Economists are reducing their growth projections, but there is still global economic damage to be factored in. Equity strategists remain in denial but eventually they will slash earnings forecasts, making overvalued US stocks seem even more expensive.

The US seems hell-bent on picking a fight with Mexico over tariffs. These will be damaging to US companies if implemented, but harm has been done just by floating the idea after a trade agreement was negotiated and agreed. Policy uncertainty will linger, prompting business owners to hold back capital expenditure and encouraging supply chains to bypass the US.

One reason stock prices are higher: The rates market is now pricing even more exceptional easing, with 2-year yields trading more than 60 basis points below the policy rate. That’s the largest discount since March 2008 and will make it even harder for the Fed to dovishly surprise the market should risk aversion intensify later in the year.

Amid the negative news, the data disappointment has almost been overlooked. JPMorgan’s Global Manufacturing PMI just declined for the 13th consecutive month, dropping into contraction territory.
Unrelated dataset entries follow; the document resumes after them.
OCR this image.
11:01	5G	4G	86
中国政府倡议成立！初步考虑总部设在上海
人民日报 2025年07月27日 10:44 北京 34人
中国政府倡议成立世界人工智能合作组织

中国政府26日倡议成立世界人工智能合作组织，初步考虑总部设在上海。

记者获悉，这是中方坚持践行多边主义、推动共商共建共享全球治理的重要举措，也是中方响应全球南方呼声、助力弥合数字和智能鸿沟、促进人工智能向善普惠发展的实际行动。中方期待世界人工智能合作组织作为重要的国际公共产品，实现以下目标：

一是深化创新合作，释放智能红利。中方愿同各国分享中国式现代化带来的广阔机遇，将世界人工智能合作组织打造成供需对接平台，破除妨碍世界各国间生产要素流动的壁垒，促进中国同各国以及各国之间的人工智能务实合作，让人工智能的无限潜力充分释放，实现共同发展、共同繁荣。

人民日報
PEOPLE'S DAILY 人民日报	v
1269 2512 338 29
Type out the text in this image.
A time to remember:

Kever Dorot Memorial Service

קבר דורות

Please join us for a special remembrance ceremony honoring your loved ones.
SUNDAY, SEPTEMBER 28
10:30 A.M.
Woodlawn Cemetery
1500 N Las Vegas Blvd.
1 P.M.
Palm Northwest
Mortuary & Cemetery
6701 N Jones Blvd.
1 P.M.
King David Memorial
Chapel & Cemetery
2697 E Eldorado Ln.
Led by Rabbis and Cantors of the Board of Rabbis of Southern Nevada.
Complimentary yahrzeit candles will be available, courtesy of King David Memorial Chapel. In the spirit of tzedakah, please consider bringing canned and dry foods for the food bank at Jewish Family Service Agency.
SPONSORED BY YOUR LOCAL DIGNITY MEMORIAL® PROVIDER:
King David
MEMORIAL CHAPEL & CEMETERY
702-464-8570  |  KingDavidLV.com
Citibank’s global economic surprise index has been in negative territory for 14 months, a streak unseen in the index’s 16-year history.

The credit market continues to deteriorate, further weighing on equity prices. Bank of America CEO Brian Moynihan is the latest to warn of the potential for carnage from sectors of the corporate debt and leveraged-loan markets.

There is still much downside ahead. Bear markets are always difficult to trade, and bear market rallies can be savage.